There are numerous areas for further study. This study focused exclusively on adults with dual diagnoses, and whether these results generalize to clients without a substance use disorder has yet to be determined. Further investigation is needed on recovery-related preferences and experimental approaches testing the utility of stage-wise housing placements should be explored. Another important question for future study is how to balance client preference with client need, particularly in light of some difficulties with insight (Goldfinger et al., 1999
; Schutt & Goldfinger, 2000
) . Also, given the variation in the kinds of supervised housing, studies should examine what constitutes the most effective structure for which client.

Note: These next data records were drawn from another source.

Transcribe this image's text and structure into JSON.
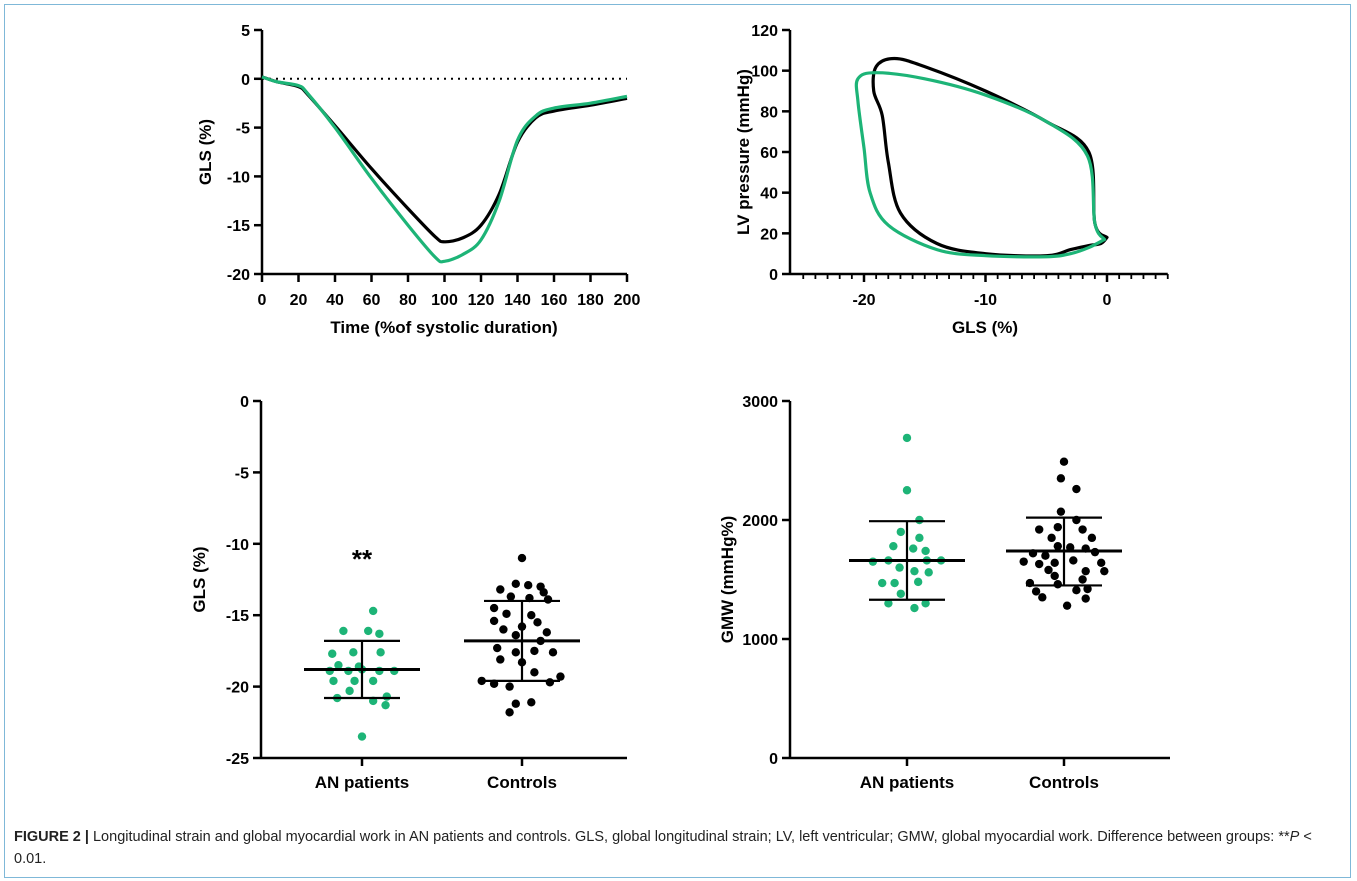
{
  "colors": {
    "an": "#1db477",
    "controls": "#000000"
  },
  "caption": {
    "label": "FIGURE 2 |",
    "text_before": " Longitudinal strain and global myocardial work in AN patients and controls. GLS, global longitudinal strain; LV, left ventricular; GMW, global myocardial work. Difference between groups: **",
    "p_symbol": "P",
    "text_after": " < 0.01."
  },
  "chart_data": [
    {
      "type": "line",
      "xlabel": "Time (%of systolic duration)",
      "ylabel": "GLS (%)",
      "xlim": [
        0,
        200
      ],
      "ylim": [
        -20,
        5
      ],
      "xticks": [
        "0",
        "20",
        "40",
        "60",
        "80",
        "100",
        "120",
        "140",
        "160",
        "180",
        "200"
      ],
      "yticks": [
        "5",
        "0",
        "-5",
        "-10",
        "-15",
        "-20"
      ],
      "reference_line": 0,
      "series": [
        {
          "color": "#000000",
          "x": [
            0,
            8,
            20,
            25,
            40,
            60,
            80,
            95,
            100,
            110,
            120,
            130,
            140,
            150,
            160,
            180,
            200
          ],
          "y": [
            0.2,
            -0.3,
            -0.8,
            -1.6,
            -4.8,
            -9.2,
            -13.3,
            -16.2,
            -16.7,
            -16.3,
            -15.0,
            -11.8,
            -6.5,
            -4.0,
            -3.3,
            -2.7,
            -2.0
          ]
        },
        {
          "color": "#1db477",
          "x": [
            0,
            8,
            20,
            25,
            40,
            60,
            80,
            95,
            100,
            110,
            120,
            130,
            140,
            150,
            160,
            180,
            200
          ],
          "y": [
            0.2,
            -0.3,
            -0.7,
            -1.5,
            -5.0,
            -10.2,
            -15.0,
            -18.3,
            -18.7,
            -18.0,
            -16.5,
            -12.5,
            -6.3,
            -3.8,
            -3.0,
            -2.5,
            -1.8
          ]
        }
      ]
    },
    {
      "type": "line",
      "xlabel": "GLS (%)",
      "ylabel": "LV pressure (mmHg)",
      "xlim": [
        -25,
        5
      ],
      "ylim": [
        0,
        120
      ],
      "xticks": [
        "-20",
        "-10",
        "0"
      ],
      "yticks": [
        "120",
        "100",
        "80",
        "60",
        "40",
        "20",
        "0"
      ],
      "series": [
        {
          "color": "#000000",
          "x": [
            0,
            -1,
            -1.5,
            -5,
            -10,
            -15,
            -17.5,
            -19,
            -19.2,
            -18.5,
            -18.0,
            -17.0,
            -14,
            -10,
            -5,
            -3,
            -1.5,
            -0.5,
            0
          ],
          "y": [
            18,
            25,
            60,
            75,
            90,
            102,
            106,
            102,
            90,
            78,
            55,
            30,
            15,
            10,
            9,
            12,
            14,
            15,
            18
          ]
        },
        {
          "color": "#1db477",
          "x": [
            -0.2,
            -1,
            -1.6,
            -5,
            -10,
            -15,
            -19,
            -20.5,
            -20.5,
            -20.0,
            -19.5,
            -18,
            -14,
            -10,
            -5,
            -3,
            -1.5,
            -0.2
          ],
          "y": [
            17,
            25,
            58,
            75,
            88,
            96,
            99,
            96,
            85,
            62,
            40,
            24,
            12,
            9,
            8.5,
            10,
            13,
            17
          ]
        }
      ]
    },
    {
      "type": "scatter",
      "ylabel": "GLS (%)",
      "categories": [
        "AN patients",
        "Controls"
      ],
      "ylim": [
        -25,
        0
      ],
      "yticks": [
        "0",
        "-5",
        "-10",
        "-15",
        "-20",
        "-25"
      ],
      "annotation": "**",
      "groups": [
        {
          "color": "#1db477",
          "mean": -18.8,
          "sd_low": -20.8,
          "sd_high": -16.8,
          "points": [
            [
              0.18,
              -14.7
            ],
            [
              -0.3,
              -16.1
            ],
            [
              0.1,
              -16.1
            ],
            [
              0.28,
              -16.3
            ],
            [
              -0.48,
              -17.7
            ],
            [
              -0.14,
              -17.6
            ],
            [
              0.3,
              -17.6
            ],
            [
              -0.38,
              -18.5
            ],
            [
              -0.05,
              -18.6
            ],
            [
              0.0,
              -18.8
            ],
            [
              -0.52,
              -18.9
            ],
            [
              -0.22,
              -18.9
            ],
            [
              0.28,
              -18.9
            ],
            [
              0.52,
              -18.9
            ],
            [
              -0.46,
              -19.6
            ],
            [
              -0.12,
              -19.6
            ],
            [
              0.18,
              -19.6
            ],
            [
              -0.2,
              -20.3
            ],
            [
              -0.4,
              -20.8
            ],
            [
              0.4,
              -20.7
            ],
            [
              0.18,
              -21.0
            ],
            [
              0.38,
              -21.3
            ],
            [
              0.0,
              -23.5
            ]
          ]
        },
        {
          "color": "#000000",
          "mean": -16.8,
          "sd_low": -19.6,
          "sd_high": -14.0,
          "points": [
            [
              0.0,
              -11.0
            ],
            [
              -0.1,
              -12.8
            ],
            [
              0.1,
              -12.9
            ],
            [
              0.3,
              -13.0
            ],
            [
              -0.35,
              -13.2
            ],
            [
              0.35,
              -13.4
            ],
            [
              -0.18,
              -13.7
            ],
            [
              0.12,
              -13.8
            ],
            [
              0.42,
              -13.9
            ],
            [
              -0.45,
              -14.5
            ],
            [
              -0.25,
              -14.9
            ],
            [
              0.15,
              -15.0
            ],
            [
              -0.45,
              -15.4
            ],
            [
              0.25,
              -15.5
            ],
            [
              0.0,
              -15.8
            ],
            [
              -0.3,
              -16.0
            ],
            [
              0.4,
              -16.2
            ],
            [
              -0.1,
              -16.4
            ],
            [
              0.3,
              -16.8
            ],
            [
              -0.4,
              -17.3
            ],
            [
              -0.1,
              -17.6
            ],
            [
              0.2,
              -17.5
            ],
            [
              0.5,
              -17.6
            ],
            [
              -0.35,
              -18.1
            ],
            [
              0.0,
              -18.3
            ],
            [
              0.2,
              -19.0
            ],
            [
              -0.65,
              -19.6
            ],
            [
              -0.45,
              -19.8
            ],
            [
              0.45,
              -19.7
            ],
            [
              0.62,
              -19.3
            ],
            [
              -0.2,
              -20.0
            ],
            [
              -0.1,
              -21.2
            ],
            [
              0.15,
              -21.1
            ],
            [
              -0.2,
              -21.8
            ]
          ]
        }
      ]
    },
    {
      "type": "scatter",
      "ylabel": "GMW (mmHg%)",
      "categories": [
        "AN patients",
        "Controls"
      ],
      "ylim": [
        0,
        3000
      ],
      "yticks": [
        "3000",
        "2000",
        "1000",
        "0"
      ],
      "groups": [
        {
          "color": "#1db477",
          "mean": 1660,
          "sd_low": 1330,
          "sd_high": 1990,
          "points": [
            [
              0.0,
              2690
            ],
            [
              0.0,
              2250
            ],
            [
              0.2,
              2000
            ],
            [
              -0.1,
              1900
            ],
            [
              0.2,
              1850
            ],
            [
              -0.22,
              1780
            ],
            [
              0.1,
              1760
            ],
            [
              0.3,
              1740
            ],
            [
              -0.55,
              1650
            ],
            [
              -0.3,
              1660
            ],
            [
              0.32,
              1660
            ],
            [
              0.55,
              1660
            ],
            [
              -0.12,
              1600
            ],
            [
              0.12,
              1570
            ],
            [
              0.35,
              1560
            ],
            [
              -0.4,
              1470
            ],
            [
              -0.2,
              1470
            ],
            [
              0.18,
              1480
            ],
            [
              -0.1,
              1380
            ],
            [
              -0.3,
              1300
            ],
            [
              0.3,
              1300
            ],
            [
              0.12,
              1260
            ]
          ]
        },
        {
          "color": "#000000",
          "mean": 1740,
          "sd_low": 1450,
          "sd_high": 2020,
          "points": [
            [
              0.0,
              2490
            ],
            [
              -0.05,
              2350
            ],
            [
              0.2,
              2260
            ],
            [
              -0.05,
              2070
            ],
            [
              0.2,
              2000
            ],
            [
              -0.4,
              1920
            ],
            [
              -0.1,
              1940
            ],
            [
              0.3,
              1920
            ],
            [
              -0.2,
              1850
            ],
            [
              0.45,
              1850
            ],
            [
              -0.1,
              1780
            ],
            [
              0.1,
              1770
            ],
            [
              0.35,
              1760
            ],
            [
              -0.5,
              1720
            ],
            [
              -0.3,
              1700
            ],
            [
              0.5,
              1730
            ],
            [
              -0.65,
              1650
            ],
            [
              -0.4,
              1630
            ],
            [
              -0.15,
              1640
            ],
            [
              0.15,
              1660
            ],
            [
              0.6,
              1640
            ],
            [
              -0.25,
              1580
            ],
            [
              0.35,
              1570
            ],
            [
              0.65,
              1570
            ],
            [
              -0.15,
              1530
            ],
            [
              0.3,
              1500
            ],
            [
              -0.55,
              1470
            ],
            [
              -0.1,
              1460
            ],
            [
              -0.45,
              1400
            ],
            [
              0.2,
              1410
            ],
            [
              0.38,
              1420
            ],
            [
              -0.35,
              1350
            ],
            [
              0.35,
              1340
            ],
            [
              0.05,
              1280
            ]
          ]
        }
      ]
    }
  ]
}
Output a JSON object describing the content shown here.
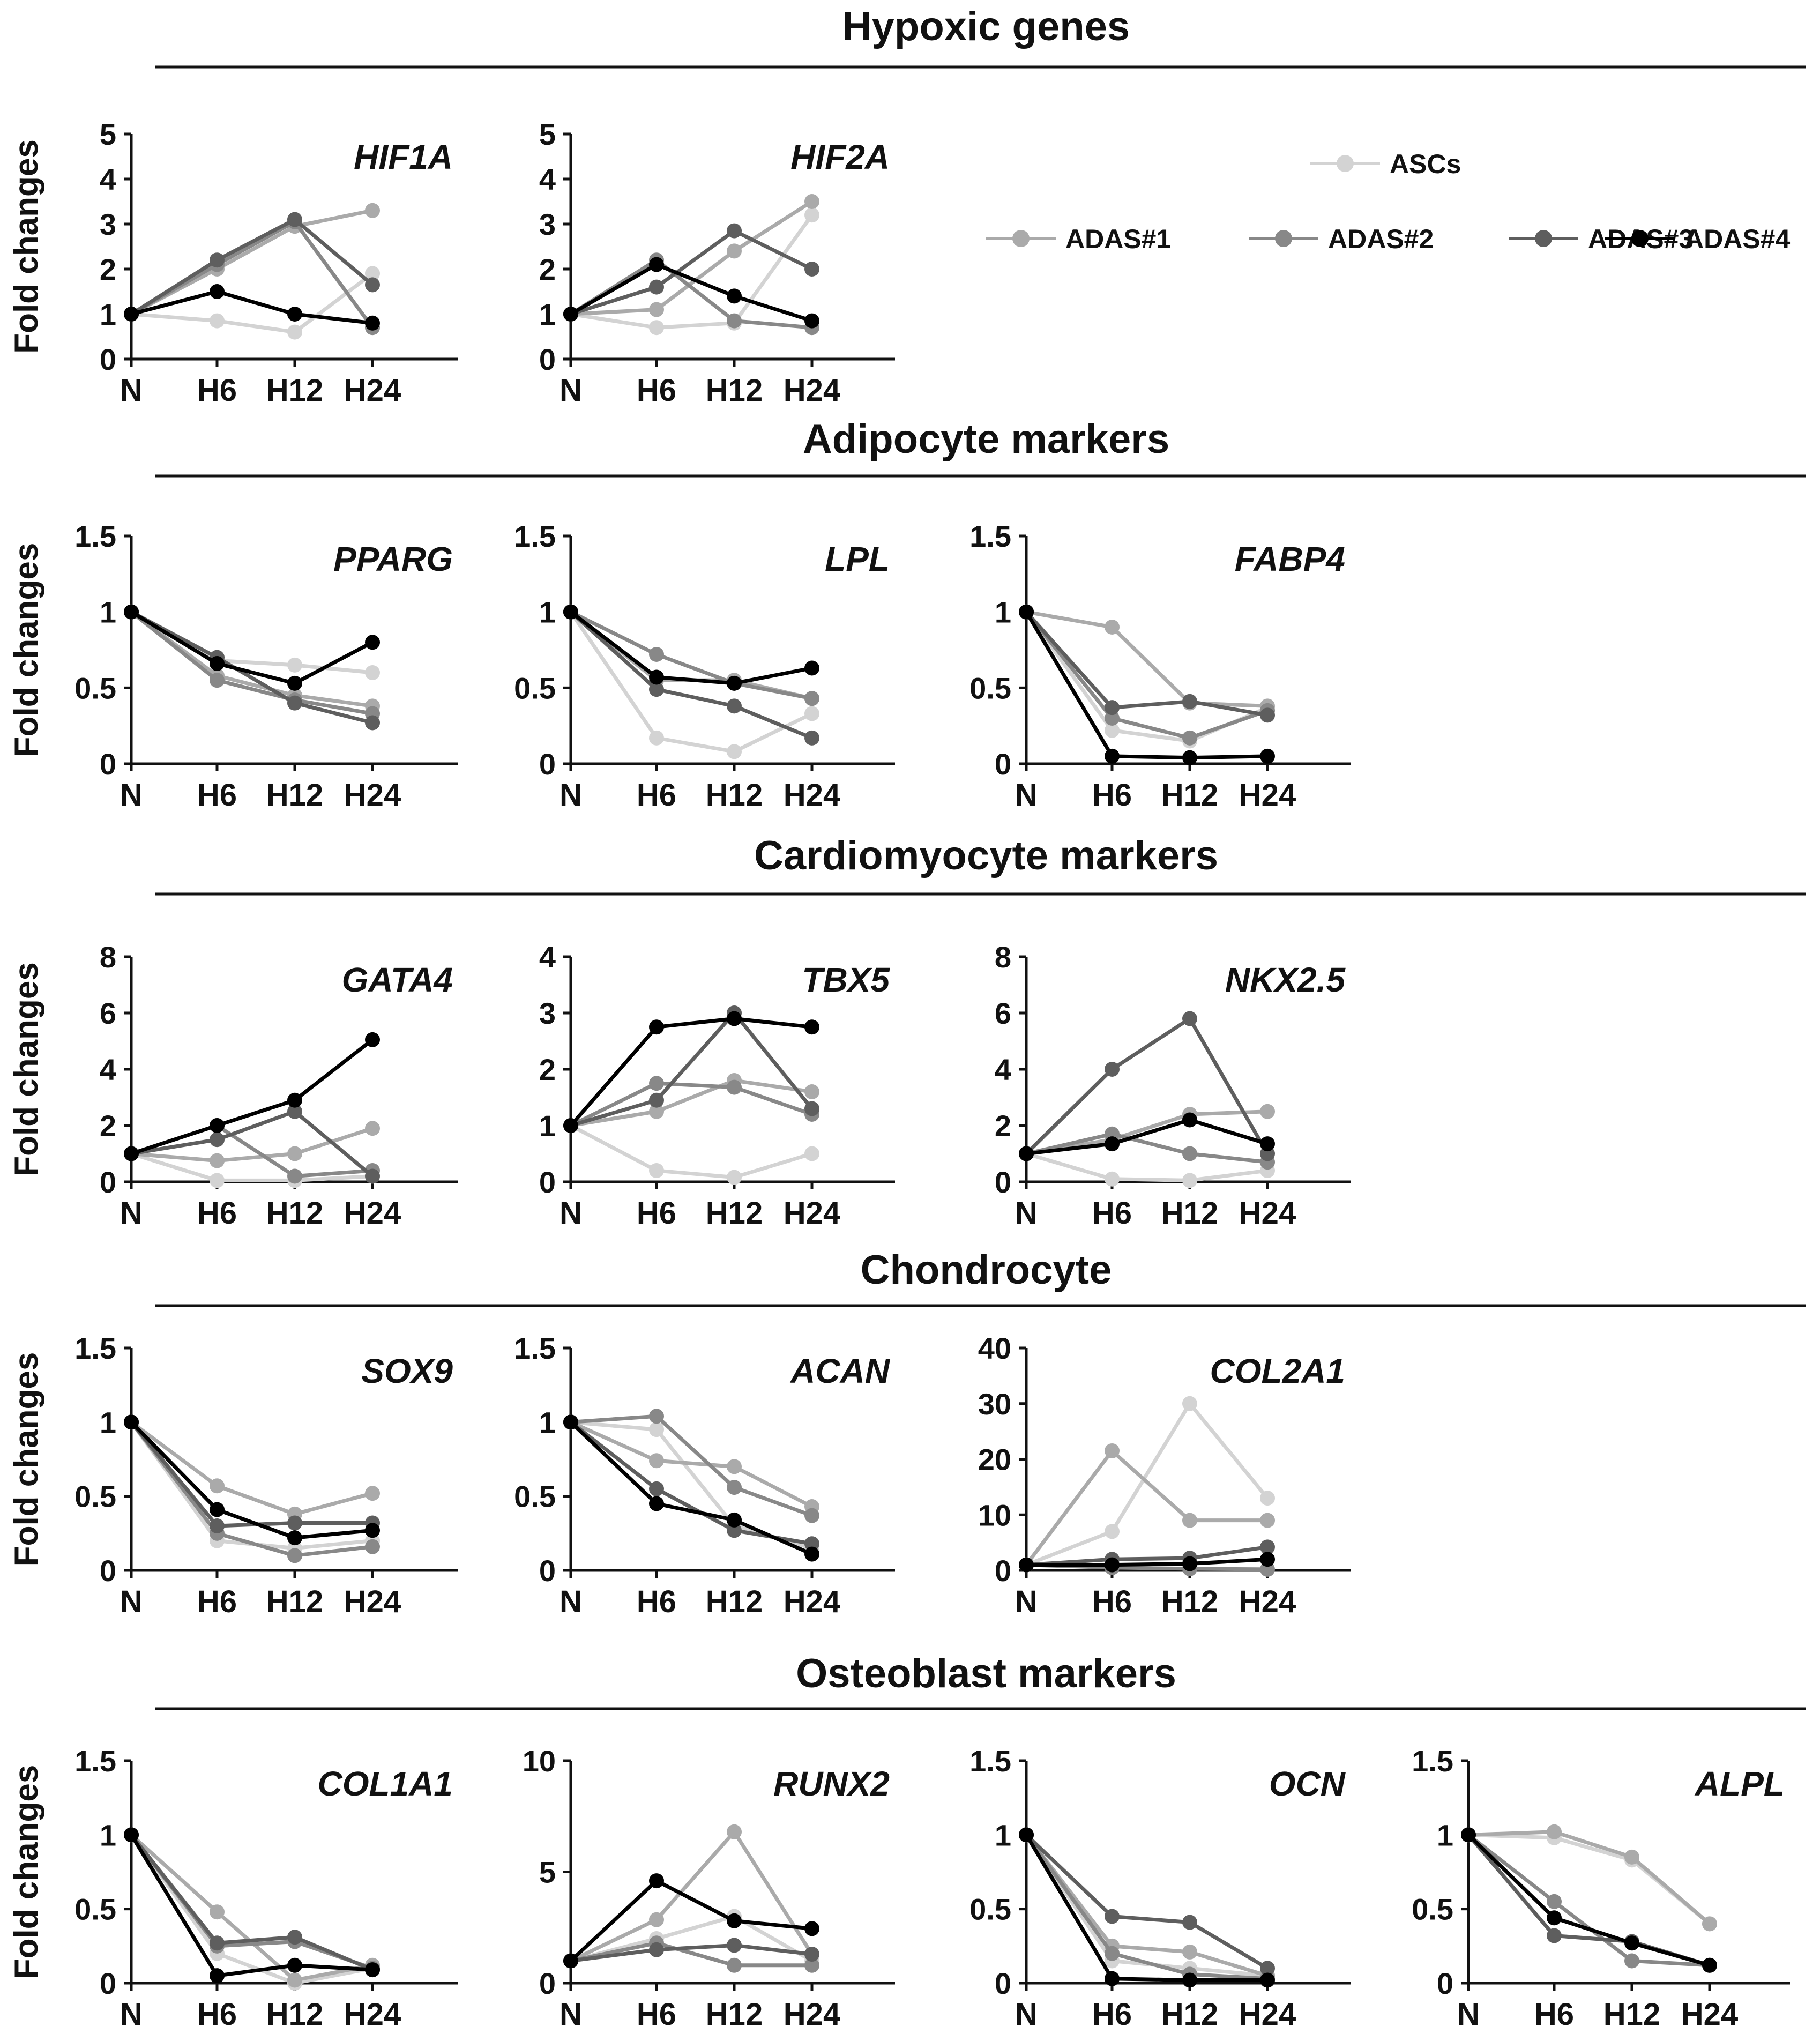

This study had several limitations, including limited data on the background characteristics of participants. Extensive residential histories were not gathered and reports of current housing experiences may be dependent upon past experiences, e.g., some clients may have never lived in independent housing before. Quantitative measures of stage of recovery would have also added another level of analysis. The basic demographics of the study sample are roughly similar to other studies of this population in Chicago (Rollins, O'Neill, Davis, & Devitt, 2005
) and in national housing studies (Lipton, Siegel, Hannigan, Samuels, & Baker, 2000
; Rosenheck, Kasprow, Frisman, & Liu-Mares, 2003
), but the housing in this study may not be representative of housing in other areas. Nonetheless, our findings show the potential of housing programs and light the path for further questions and inquiry.